« La publicité serait (parfois?) mensongère ? »

 

Dans la période la plus active, un produit se trouve en concurrence avec plusieurs autres et sa publicité doit être particulièrement persuasive. Il s'agit alors de distinguer son produit du peloton. Cela se fait ordinairement en mettant de l'avant un USP comme disent les anglophones (Unique Selling Proposition): une affirmation vendeuse (accrocheuse, convaincante) et différente de ce que peuvent prétendre les concurrents. C'est à ce moment donc que l'on tire la couverture de son bord en diffusant une publicité abondante et agressive.

Mais, comme dit le proverbe, « qui trop embrasse, mal étreint ». C'est ce qu'a voulu faire Gillette avec son M3Power, en s'appuyant sur un USP… pas convaincant pour la Justice qui a condamné l'entreprise à retirer sa publicité comme rapporté par le quotidien Le Monde.

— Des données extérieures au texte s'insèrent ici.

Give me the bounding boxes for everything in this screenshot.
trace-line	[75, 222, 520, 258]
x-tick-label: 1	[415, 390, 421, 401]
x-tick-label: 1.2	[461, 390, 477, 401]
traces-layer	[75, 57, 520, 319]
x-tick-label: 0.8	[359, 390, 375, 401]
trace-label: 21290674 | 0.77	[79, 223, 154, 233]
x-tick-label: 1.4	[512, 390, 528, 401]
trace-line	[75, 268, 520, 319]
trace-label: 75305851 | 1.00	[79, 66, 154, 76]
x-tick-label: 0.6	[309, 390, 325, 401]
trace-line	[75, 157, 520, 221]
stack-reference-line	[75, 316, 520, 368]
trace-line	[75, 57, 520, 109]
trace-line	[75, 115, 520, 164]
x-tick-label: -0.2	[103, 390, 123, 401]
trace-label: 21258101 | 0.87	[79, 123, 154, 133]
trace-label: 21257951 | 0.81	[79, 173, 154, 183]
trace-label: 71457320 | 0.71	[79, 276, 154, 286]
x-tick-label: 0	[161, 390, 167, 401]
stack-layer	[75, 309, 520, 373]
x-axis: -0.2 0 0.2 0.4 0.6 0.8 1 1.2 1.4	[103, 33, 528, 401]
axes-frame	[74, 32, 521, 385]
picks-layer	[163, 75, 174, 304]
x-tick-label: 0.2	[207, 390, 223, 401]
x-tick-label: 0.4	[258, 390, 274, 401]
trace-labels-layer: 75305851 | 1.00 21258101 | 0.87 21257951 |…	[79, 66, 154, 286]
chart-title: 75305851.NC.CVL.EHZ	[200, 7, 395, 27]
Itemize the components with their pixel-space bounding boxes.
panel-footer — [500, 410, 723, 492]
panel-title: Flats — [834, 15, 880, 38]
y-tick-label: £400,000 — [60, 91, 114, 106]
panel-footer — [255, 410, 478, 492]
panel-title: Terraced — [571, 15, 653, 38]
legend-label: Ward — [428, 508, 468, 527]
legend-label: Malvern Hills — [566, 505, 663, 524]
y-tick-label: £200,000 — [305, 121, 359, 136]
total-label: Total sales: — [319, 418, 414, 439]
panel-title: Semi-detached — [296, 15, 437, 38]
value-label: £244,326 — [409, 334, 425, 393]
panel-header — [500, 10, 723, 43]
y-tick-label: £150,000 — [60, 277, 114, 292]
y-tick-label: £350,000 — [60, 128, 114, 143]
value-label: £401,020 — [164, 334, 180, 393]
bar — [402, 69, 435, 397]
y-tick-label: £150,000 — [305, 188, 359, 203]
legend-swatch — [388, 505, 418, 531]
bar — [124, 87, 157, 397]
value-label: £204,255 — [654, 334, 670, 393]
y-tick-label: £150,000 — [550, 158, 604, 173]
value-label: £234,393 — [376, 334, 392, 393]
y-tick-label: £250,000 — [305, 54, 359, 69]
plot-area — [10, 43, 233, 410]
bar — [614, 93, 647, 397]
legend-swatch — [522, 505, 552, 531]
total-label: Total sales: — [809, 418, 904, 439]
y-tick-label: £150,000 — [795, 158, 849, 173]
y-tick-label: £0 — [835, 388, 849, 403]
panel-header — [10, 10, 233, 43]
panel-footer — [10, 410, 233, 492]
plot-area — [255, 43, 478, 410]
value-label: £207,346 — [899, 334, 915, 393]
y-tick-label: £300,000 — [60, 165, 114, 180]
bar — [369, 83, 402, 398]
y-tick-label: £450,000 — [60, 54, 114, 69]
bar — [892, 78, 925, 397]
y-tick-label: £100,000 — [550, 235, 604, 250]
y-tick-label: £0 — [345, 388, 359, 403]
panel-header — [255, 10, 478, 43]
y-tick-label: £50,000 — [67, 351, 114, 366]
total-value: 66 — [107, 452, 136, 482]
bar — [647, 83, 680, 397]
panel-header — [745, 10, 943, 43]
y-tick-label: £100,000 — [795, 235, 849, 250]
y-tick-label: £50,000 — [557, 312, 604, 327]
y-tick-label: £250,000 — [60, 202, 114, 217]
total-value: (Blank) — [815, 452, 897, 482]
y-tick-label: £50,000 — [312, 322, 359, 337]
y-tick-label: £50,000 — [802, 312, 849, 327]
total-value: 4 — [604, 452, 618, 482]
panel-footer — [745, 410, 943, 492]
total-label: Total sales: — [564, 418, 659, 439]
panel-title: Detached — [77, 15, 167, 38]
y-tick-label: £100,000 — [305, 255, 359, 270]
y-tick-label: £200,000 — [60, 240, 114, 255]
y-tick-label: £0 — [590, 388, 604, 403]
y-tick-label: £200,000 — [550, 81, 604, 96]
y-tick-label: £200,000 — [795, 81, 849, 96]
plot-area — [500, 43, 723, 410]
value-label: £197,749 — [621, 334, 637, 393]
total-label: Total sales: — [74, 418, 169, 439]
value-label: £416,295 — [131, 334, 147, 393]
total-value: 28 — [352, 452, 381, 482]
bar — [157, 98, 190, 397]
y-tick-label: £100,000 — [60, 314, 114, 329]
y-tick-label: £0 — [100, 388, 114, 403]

« Le rasoir à vibrations intégrées de Gillette
ne redresse ni ne décolle les poils »

LE MONDE | 27.06.05 | 13h53

Il ne reste plus que quelques jours à Gillette, le numéro un mondial du rasage devant son concurrent historique Schick-Wilkinson Sword, pour modifier les emballages de son nouveau rasoir M3Power. Le 31 mai, Janet Hall, juge fédérale dans le Connecticut (Etats-Unis), a considéré dans un jugement que l'avantage technologique vanté par Gillette sur les emballages et les publicités de son "nouveau rasoir mécanique jetable à vibrations intégrées", plus connu sous le nom de M3Power, était... "littéralement faux". Une décision qui tombe au plus mal, alors que Gillette a été racheté par Procter & Gamble fin janvier pour 44 milliards d'euros.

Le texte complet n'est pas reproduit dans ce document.